Lanteri, a sculptor and medallist, was a native of Burgundy, and initially trained under Aimé Millet (1819-1891) and M. Lecoque de Boisbaudran, and later at the École des Beaux-Arts under Eugène Guillaume (1822-1905) and Pierre-Jules Cavalier.
Lanteri settled in England from 1872, and was naturalised in 1901. At the age of 23 he became chief assistant to Sir Joseph Edgar Boehm a position he held until Boehm's death in 1890. In 1874 Lanteri was appointed Master of Modelling at the National Art Training School (now Royal College of Art), and in 1900 became the first Professor of Modelling. During 1905/6 he supervised students working on the figures of Fame, Sculpture and Architecture for the Exhibition Road façade of the Museum. Lanteri wrote a three volume guide to modelling published in 1902, 1904 and 1911.

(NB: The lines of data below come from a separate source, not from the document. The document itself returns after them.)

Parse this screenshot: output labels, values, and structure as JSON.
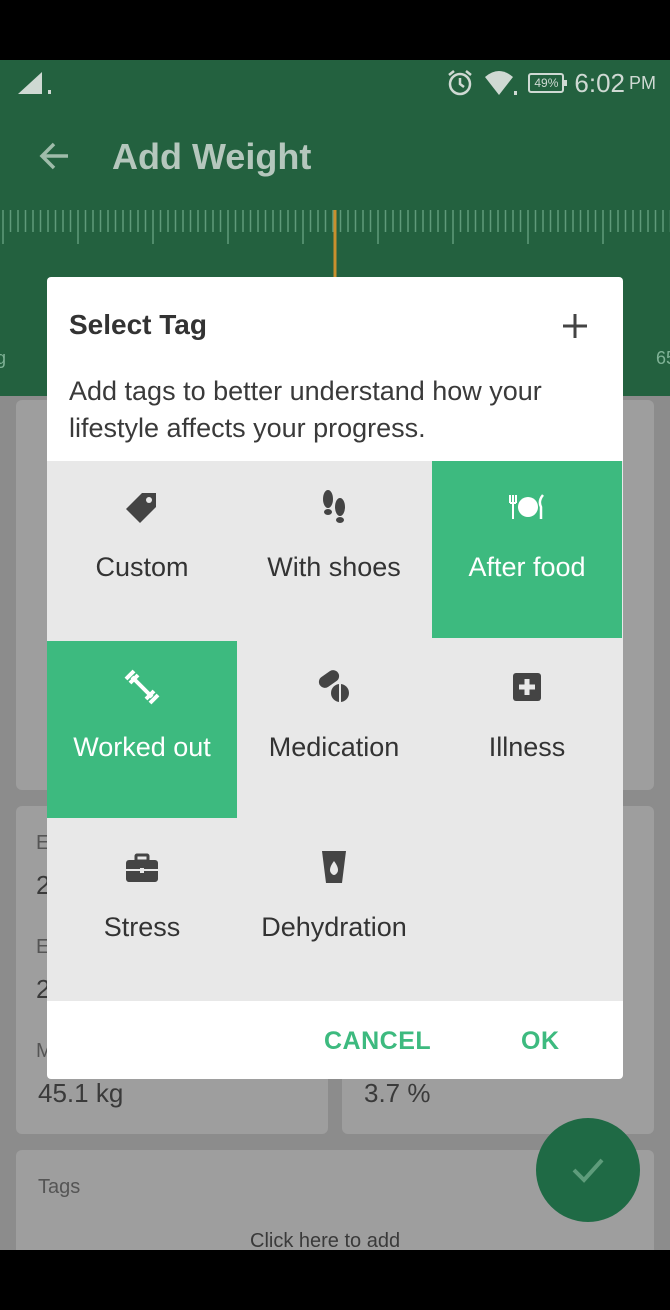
{
  "status_bar": {
    "battery": "49%",
    "time": "6:02",
    "ampm": "PM",
    "icons": [
      "signal-icon",
      "alarm-icon",
      "wifi-icon",
      "battery-icon"
    ]
  },
  "app_bar": {
    "title": "Add Weight"
  },
  "ruler": {
    "left_fragment": "g",
    "right_fragment": "65"
  },
  "background": {
    "stat_1_label": "E",
    "stat_1_value": "2",
    "stat_2_label": "E",
    "stat_2_value": "2",
    "stat_3_label": "M",
    "stat_3_value": "45.1 kg",
    "stat_4_value": "3.7 %",
    "tags_label": "Tags",
    "tags_hint": "Click here to add"
  },
  "dialog": {
    "title": "Select Tag",
    "description": "Add tags to better understand how your lifestyle affects your progress.",
    "tags": [
      {
        "label": "Custom",
        "icon": "tag-icon",
        "selected": false
      },
      {
        "label": "With shoes",
        "icon": "footprints-icon",
        "selected": false
      },
      {
        "label": "After food",
        "icon": "plate-cutlery-icon",
        "selected": true
      },
      {
        "label": "Worked out",
        "icon": "dumbbell-icon",
        "selected": true
      },
      {
        "label": "Medication",
        "icon": "pills-icon",
        "selected": false
      },
      {
        "label": "Illness",
        "icon": "medical-cross-icon",
        "selected": false
      },
      {
        "label": "Stress",
        "icon": "briefcase-icon",
        "selected": false
      },
      {
        "label": "Dehydration",
        "icon": "glass-drop-icon",
        "selected": false
      }
    ],
    "cancel_label": "CANCEL",
    "ok_label": "OK"
  },
  "colors": {
    "primary_dark": "#23613f",
    "accent": "#3dba7f",
    "dialog_bg": "#ffffff",
    "grid_bg": "#e8e8e8"
  }
}
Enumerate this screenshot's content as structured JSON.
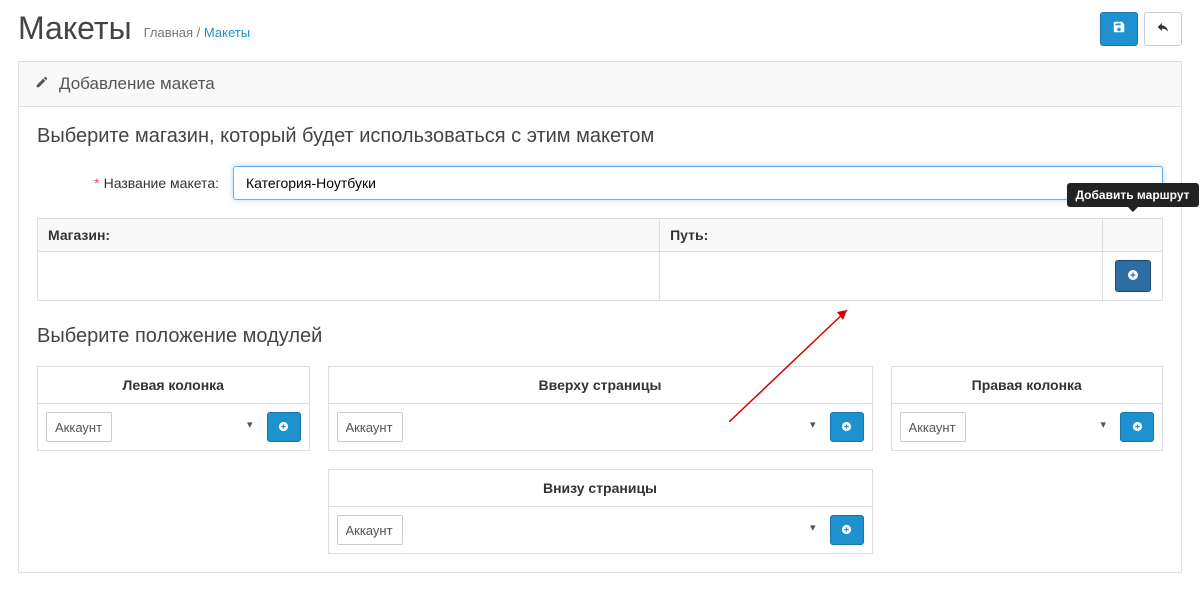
{
  "header": {
    "title": "Макеты",
    "breadcrumb_home": "Главная",
    "breadcrumb_sep": " / ",
    "breadcrumb_current": "Макеты"
  },
  "panel": {
    "heading": "Добавление макета",
    "section1_title": "Выберите магазин, который будет использоваться с этим макетом",
    "name_label": "Название макета:",
    "name_value": "Категория-Ноутбуки",
    "table": {
      "col_store": "Магазин:",
      "col_route": "Путь:",
      "add_tooltip": "Добавить маршрут"
    },
    "section2_title": "Выберите положение модулей",
    "columns": {
      "left": "Левая колонка",
      "top": "Вверху страницы",
      "right": "Правая колонка",
      "bottom": "Внизу страницы"
    },
    "select_value": "Аккаунт"
  }
}
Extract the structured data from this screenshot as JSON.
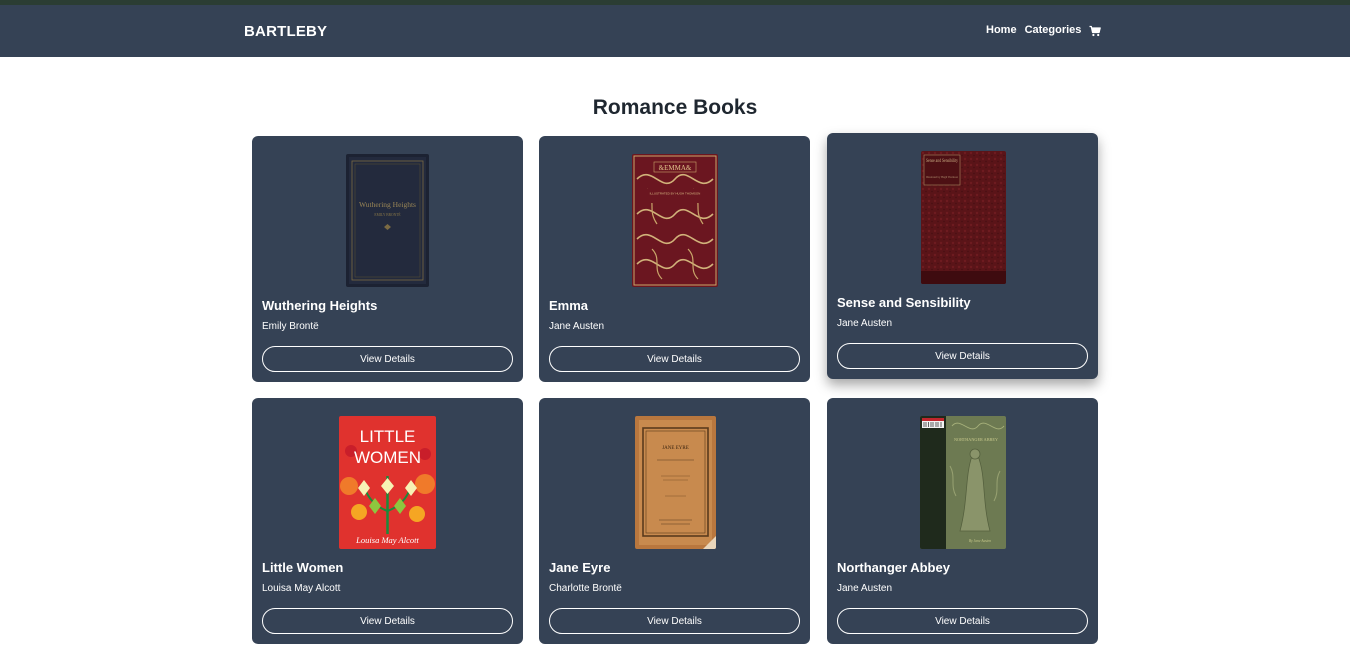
{
  "header": {
    "brand": "BARTLEBY",
    "nav": [
      "Home",
      "Categories"
    ],
    "cart_icon": "cart-icon"
  },
  "page": {
    "title": "Romance Books"
  },
  "books": [
    {
      "title": "Wuthering Heights",
      "author": "Emily Brontë",
      "button": "View Details",
      "cover_text": [
        "Wuthering Heights",
        "EMILY BRONTË"
      ]
    },
    {
      "title": "Emma",
      "author": "Jane Austen",
      "button": "View Details",
      "cover_text": [
        "&EMMA&",
        "ILLUSTRATED BY HUGH THOMSON"
      ]
    },
    {
      "title": "Sense and Sensibility",
      "author": "Jane Austen",
      "button": "View Details",
      "cover_text": [
        "Sense and Sensibility",
        "Illustrated by Hugh Thomson"
      ]
    },
    {
      "title": "Little Women",
      "author": "Louisa May Alcott",
      "button": "View Details",
      "cover_text": [
        "LITTLE",
        "WOMEN",
        "Louisa May Alcott"
      ]
    },
    {
      "title": "Jane Eyre",
      "author": "Charlotte Brontë",
      "button": "View Details",
      "cover_text": [
        "JANE EYRE"
      ]
    },
    {
      "title": "Northanger Abbey",
      "author": "Jane Austen",
      "button": "View Details",
      "cover_text": [
        "NORTHANGER ABBEY",
        "By Jane Austen"
      ]
    }
  ],
  "colors": {
    "navbar": "#354255",
    "top_strip": "#2b3d33",
    "card": "#354255",
    "background": "#ffffff"
  }
}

Richard Phene Spiers was an English architect and author (b. 1838, d. 1916). He first studied at King's College London and later at the Ecole des Beaux Arts in Paris and occupied a long mastership at the Royal Academy. He travelled widely (France, Spain, Egypt, Syria and the East), where he recorded architectural data and made many water-colour sketches.